Air cooling though is not what this case is about. It may well be able to accept 3x120mm or 3x140mm fans in the roof, as well as 3x120mm or 3x140mm fans in the front. Add to that a pair of 120mm or 140mm fans in the base and it's obvious that if you want to air cool, the S2 has your back. What we really want to know is what this case can do for us with regards to water cooling. Well, a quick glimpse of the instruction book tells us that the case will take anything up to a 360/420mm in the roof, and 280/360 in the front. What it doesn't tell us though is what sort of tolerances we're dealing with. For example, in the image below, we can see that in the roof of the case there's a mere 30mm of clearance between the top of the motherboard and the roof of the case. All is not lost though.

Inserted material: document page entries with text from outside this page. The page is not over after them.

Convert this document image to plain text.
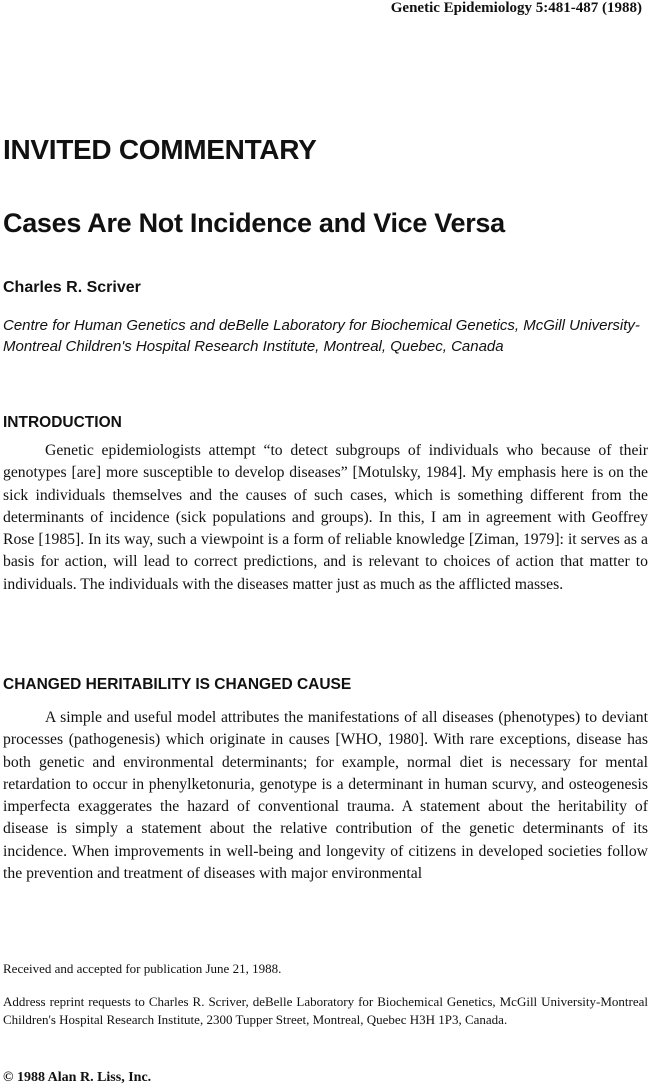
Genetic Epidemiology 5:481-487 (1988)
INVITED COMMENTARY
Cases Are Not Incidence and Vice Versa
Charles R. Scriver
Centre for Human Genetics and deBelle Laboratory for Biochemical Genetics, McGill University-Montreal Children's Hospital Research Institute, Montreal, Quebec, Canada
INTRODUCTION

Genetic epidemiologists attempt “to detect subgroups of individuals who because of their genotypes [are] more susceptible to develop diseases” [Motulsky, 1984]. My emphasis here is on the sick individuals themselves and the causes of such cases, which is something different from the determinants of incidence (sick populations and groups). In this, I am in agreement with Geoffrey Rose [1985]. In its way, such a viewpoint is a form of reliable knowledge [Ziman, 1979]: it serves as a basis for action, will lead to correct predictions, and is relevant to choices of action that matter to individuals. The individuals with the diseases matter just as much as the afflicted masses.

CHANGED HERITABILITY IS CHANGED CAUSE

A simple and useful model attributes the manifestations of all diseases (phenotypes) to deviant processes (pathogenesis) which originate in causes [WHO, 1980]. With rare exceptions, disease has both genetic and environmental determinants; for example, normal diet is necessary for mental retardation to occur in phenylketonuria, genotype is a determinant in human scurvy, and osteogenesis imperfecta exaggerates the hazard of conventional trauma. A statement about the heritability of disease is simply a statement about the relative contribution of the genetic determinants of its incidence. When improvements in well-being and longevity of citizens in developed societies follow the prevention and treatment of diseases with major environmental

Received and accepted for publication June 21, 1988.

Address reprint requests to Charles R. Scriver, deBelle Laboratory for Biochemical Genetics, McGill University-Montreal Children's Hospital Research Institute, 2300 Tupper Street, Montreal, Quebec H3H 1P3, Canada.

© 1988 Alan R. Liss, Inc.
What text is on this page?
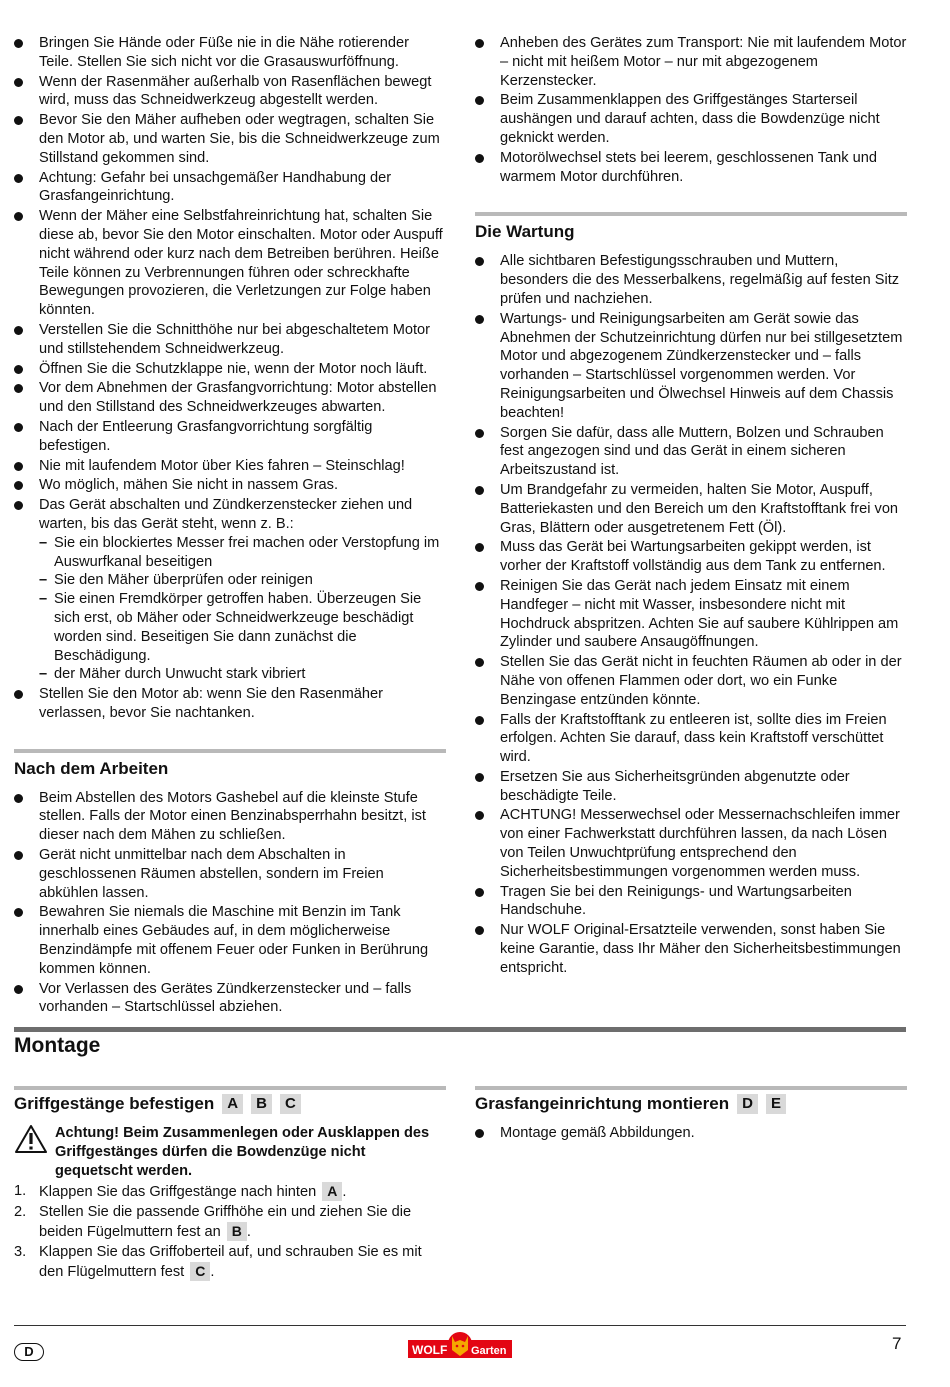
Bringen Sie Hände oder Füße nie in die Nähe rotierender Teile. Stellen Sie sich nicht vor die Grasauswurföffnung.
Wenn der Rasenmäher außerhalb von Rasenflächen bewegt wird, muss das Schneidwerkzeug abgestellt werden.
Bevor Sie den Mäher aufheben oder wegtragen, schalten Sie den Motor ab, und warten Sie, bis die Schneidwerkzeuge zum Stillstand gekommen sind.
Achtung: Gefahr bei unsachgemäßer Handhabung der Grasfangeinrichtung.
Wenn der Mäher eine Selbstfahreinrichtung hat, schalten Sie diese ab, bevor Sie den Motor einschalten. Motor oder Auspuff nicht während oder kurz nach dem Betreiben berühren. Heiße Teile können zu Verbrennungen führen oder schreckhafte Bewegungen provozieren, die Verletzungen zur Folge haben könnten.
Verstellen Sie die Schnitthöhe nur bei abgeschaltetem Motor und stillstehendem Schneidwerkzeug.
Öffnen Sie die Schutzklappe nie, wenn der Motor noch läuft.
Vor dem Abnehmen der Grasfangvorrichtung: Motor abstellen und den Stillstand des Schneidwerkzeuges abwarten.
Nach der Entleerung Grasfangvorrichtung sorgfältig befestigen.
Nie mit laufendem Motor über Kies fahren – Steinschlag!
Wo möglich, mähen Sie nicht in nassem Gras.
Das Gerät abschalten und Zündkerzenstecker ziehen und warten, bis das Gerät steht, wenn z. B.:
– Sie ein blockiertes Messer frei machen oder Verstopfung im Auswurfkanal beseitigen
– Sie den Mäher überprüfen oder reinigen
– Sie einen Fremdkörper getroffen haben. Überzeugen Sie sich erst, ob Mäher oder Schneidwerkzeuge beschädigt worden sind. Beseitigen Sie dann zunächst die Beschädigung.
– der Mäher durch Unwucht stark vibriert
Stellen Sie den Motor ab: wenn Sie den Rasenmäher verlassen, bevor Sie nachtanken.
Nach dem Arbeiten
Beim Abstellen des Motors Gashebel auf die kleinste Stufe stellen. Falls der Motor einen Benzinabsperrhahn besitzt, ist dieser nach dem Mähen zu schließen.
Gerät nicht unmittelbar nach dem Abschalten in geschlossenen Räumen abstellen, sondern im Freien abkühlen lassen.
Bewahren Sie niemals die Maschine mit Benzin im Tank innerhalb eines Gebäudes auf, in dem möglicherweise Benzindämpfe mit offenem Feuer oder Funken in Berührung kommen können.
Vor Verlassen des Gerätes Zündkerzenstecker und – falls vorhanden – Startschlüssel abziehen.
Anheben des Gerätes zum Transport: Nie mit laufendem Motor – nicht mit heißem Motor – nur mit abgezogenem Kerzenstecker.
Beim Zusammenklappen des Griffgestänges Starterseil aushängen und darauf achten, dass die Bowdenzüge nicht geknickt werden.
Motorölwechsel stets bei leerem, geschlossenen Tank und warmem Motor durchführen.
Die Wartung
Alle sichtbaren Befestigungsschrauben und Muttern, besonders die des Messerbalkens, regelmäßig auf festen Sitz prüfen und nachziehen.
Wartungs- und Reinigungsarbeiten am Gerät sowie das Abnehmen der Schutzeinrichtung dürfen nur bei stillgesetztem Motor und abgezogenem Zündkerzenstecker und – falls vorhanden – Startschlüssel vorgenommen werden. Vor Reinigungsarbeiten und Ölwechsel Hinweis auf dem Chassis beachten!
Sorgen Sie dafür, dass alle Muttern, Bolzen und Schrauben fest angezogen sind und das Gerät in einem sicheren Arbeitszustand ist.
Um Brandgefahr zu vermeiden, halten Sie Motor, Auspuff, Batteriekasten und den Bereich um den Kraftstofftank frei von Gras, Blättern oder ausgetretenem Fett (Öl).
Muss das Gerät bei Wartungsarbeiten gekippt werden, ist vorher der Kraftstoff vollständig aus dem Tank zu entfernen.
Reinigen Sie das Gerät nach jedem Einsatz mit einem Handfeger – nicht mit Wasser, insbesondere nicht mit Hochdruck abspritzen. Achten Sie auf saubere Kühlrippen am Zylinder und saubere Ansaugöffnungen.
Stellen Sie das Gerät nicht in feuchten Räumen ab oder in der Nähe von offenen Flammen oder dort, wo ein Funke Benzingase entzünden könnte.
Falls der Kraftstofftank zu entleeren ist, sollte dies im Freien erfolgen. Achten Sie darauf, dass kein Kraftstoff verschüttet wird.
Ersetzen Sie aus Sicherheitsgründen abgenutzte oder beschädigte Teile.
ACHTUNG! Messerwechsel oder Messernachschleifen immer von einer Fachwerkstatt durchführen lassen, da nach Lösen von Teilen Unwuchtprüfung entsprechend den Sicherheitsbestimmungen vorgenommen werden muss.
Tragen Sie bei den Reinigungs- und Wartungsarbeiten Handschuhe.
Nur WOLF Original-Ersatzteile verwenden, sonst haben Sie keine Garantie, dass Ihr Mäher den Sicherheitsbestimmungen entspricht.
Montage
Griffgestänge befestigen A	B	C
Achtung! Beim Zusammenlegen oder Ausklappen des Griffgestänges dürfen die Bowdenzüge nicht gequetscht werden.
1. Klappen Sie das Griffgestänge nach hinten A .
2. Stellen Sie die passende Griffhöhe ein und ziehen Sie die beiden Fügelmuttern fest an B .
3. Klappen Sie das Griffoberteil auf, und schrauben Sie es mit den Flügelmuttern fest C .
Grasfangeinrichtung montieren D	E
Montage gemäß Abbildungen.
D	WOLF Garten	7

What we have here is a 57mm tolerance between the case body and the inner most line of radiator mounts. Now these could be used for either 120mm or 140mm based rads, but if you want to get the best out of the roof space we recommend you go for a 120mm solution up here, as the tolerances are much more forgiving.
Turning our attention to the front of the case we can see that there's a total of 200mm between the anterior case edge and the motherboard. If, however, we're serious about sticking a radiator here, the measurement we're going to be more interested in is the 150mm or so we have before we encounter the ATX cable or GPU cable. To be honest, 150mm is more than enough for even the most monster rads in a push/pull configuration.
To put the amount of room available at the front of the case into perspective, what we have here is a 40mm thick rad on 25mm thick fans. We think you'll agree that there's plenty of room to play with here.
As much as you can get large rads up into the roof of the S2, there are certain caveats. For starters, you're going to need to stick to standard height RAM, as anything more than 45mm over the height of the motherboard is going to cause conflicts with the desired cooling system. All is not lost though if you stick to 120mm rad solutions, and mount on the outer rail as can be seen below. In reality, if you're looking for ultimate water cooling we recommend a single thick rad in the front. If you absolutely have to have two rads then a thick rad in the front and perhaps a smaller 240mm rad in the roof. As always, we would be more concerned with regards to aesthetics as much anything else.